I wanted to review Crude Oil (this blog) and Soybeans (next one), the two hot commodities.

In the case of Crude Oil, let me say I am indebted to Gann Global (http://www.gannglobal.com/gateway.php) . I have a reasonable data base but it is nothing compared to Gann Global’s. I subscribe to their services because of the raw information they provide.

If we look at a Crude Oil chart since inception, we go back to 1983. Let’s say I want to calculate a mean impulse move in the 12-Month swing (yearly trend), Figure 1 shows that a 5-year low took place in February 1999 and since that low we have had 2 measurable impulse swings - hardly an adequate sample.

07-15-2008-crude-oil-12m.jpg

FIGURE 1 12-M Crude Oil

The reason I want to calculate the stats? The move since January 2007 looks like a blow-off wave. I want to know if it is still high risk to contemplate an entry at these levels. You will recall I had posted a blog explaining why I had exited all longs at around 137.00

Gann Global came to my rescue - they provided the information I required. The approach they took was to measure the equivalent of the 60-month swing for all commodities and came up with a sample size of 67. Based on Pete Steidlmayer’s method of calculating the stats, mean +1 standard deviation came in at ‘290% increase to 729%’; ‘mean +2 came in at 728% to 1020%’; ‘mean +3′ came in at 1021% and higher. Since the start of the 60-M swing, February 1999, the increase has been 1092%, in the mean +3 category.

Theoretically, therefore, Crude Oil has less than 1% chance of continuing its upward climb. On this alone, I would say that to enter now would be a high risk entry. In addition, since it made a high on June 6 2008 at about 139 (basis CSI’s Perpetual Contract), Crude has been struggling to move higher.
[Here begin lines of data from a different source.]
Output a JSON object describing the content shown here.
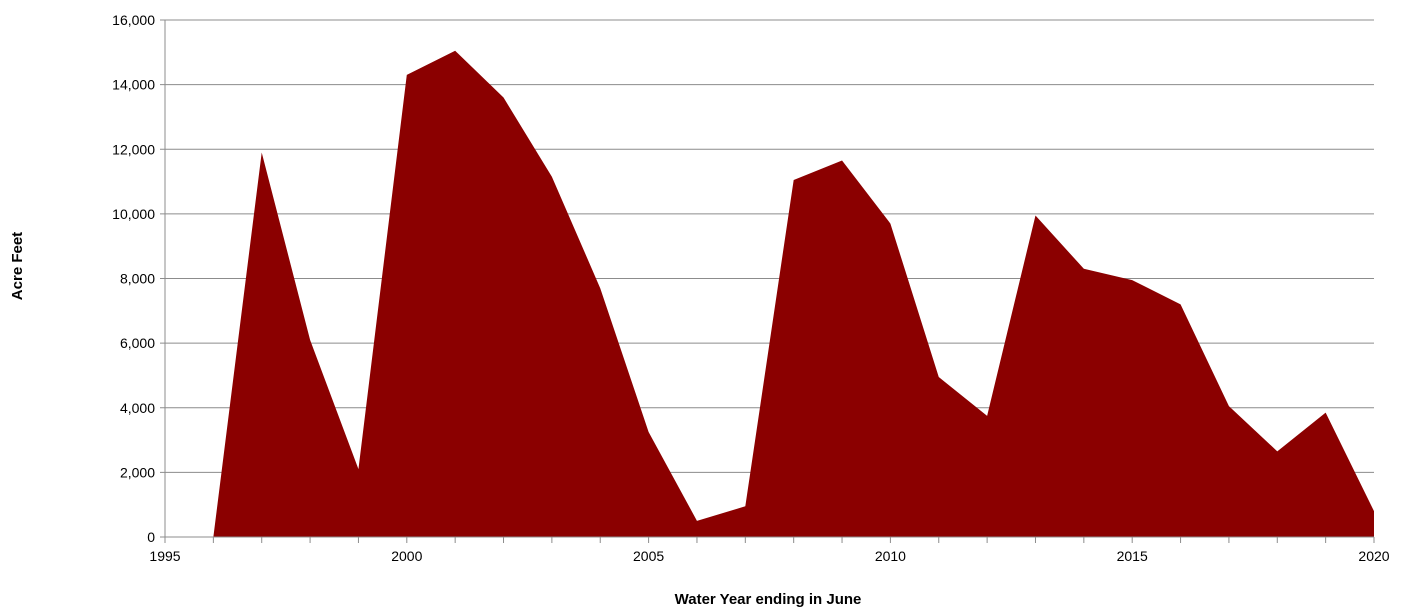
{
  "chart_data": {
    "type": "area",
    "title": "",
    "xlabel": "Water Year ending in June",
    "ylabel": "Acre Feet",
    "xlim": [
      1995,
      2020
    ],
    "ylim": [
      0,
      16000
    ],
    "x_ticks": [
      1995,
      2000,
      2005,
      2010,
      2015,
      2020
    ],
    "x_tick_labels": [
      "1995",
      "2000",
      "2005",
      "2010",
      "2015",
      "2020"
    ],
    "y_ticks": [
      0,
      2000,
      4000,
      6000,
      8000,
      10000,
      12000,
      14000,
      16000
    ],
    "y_tick_labels": [
      "0",
      "2,000",
      "4,000",
      "6,000",
      "8,000",
      "10,000",
      "12,000",
      "14,000",
      "16,000"
    ],
    "grid": true,
    "legend": "none",
    "color": "#8b0000",
    "series": [
      {
        "x": [
          1996,
          1997,
          1998,
          1999,
          2000,
          2001,
          2002,
          2003,
          2004,
          2005,
          2006,
          2007,
          2008,
          2009,
          2010,
          2011,
          2012,
          2013,
          2014,
          2015,
          2016,
          2017,
          2018,
          2019,
          2020
        ],
        "values": [
          0,
          11900,
          6100,
          2100,
          14300,
          15050,
          13600,
          11150,
          7700,
          3250,
          500,
          950,
          11050,
          11650,
          9700,
          4950,
          3750,
          9950,
          8300,
          7950,
          7200,
          4050,
          2650,
          3850,
          800
        ]
      }
    ]
  }
}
Finally, we can’t get away from Crude in the news; it’s everywhere: TV, magazines, papers etc.

There is another point I’d like to mention, because this is a blow-off wave, I expect the market to break sharply once the high is hit. Figure 2 shows the type of price action I mean.

07-15-2008-12m-soybeans.jpg

FIGURE 2 Soybeans 12-M

This is not a recommendation to go short. There is no pattern to suggest a change in trend is imminent. Before going short, I would need to see an 18-d Lagging Change in Trend or at least a 5-d Forecasting Pattern (see Nature of Trends). However, given the maturity of the 60-month uptrend, now is not the time to rejoin the fray.

By the way, as an observation of my own trading, I tend to exit at the end of a secular trend 3 to 9 months too early. In the US stock market, I exited all positions in July 1999; the final top in the S&P did not occur till March 2000. I tend to misjudge the madness of crowds. As Lord Maynard Keynes once said: “The markets can remain irrational longer than you can remain solvent”.

So, don’t go shorting Crude Oil, at least not yet. If long, make sure your stops are in!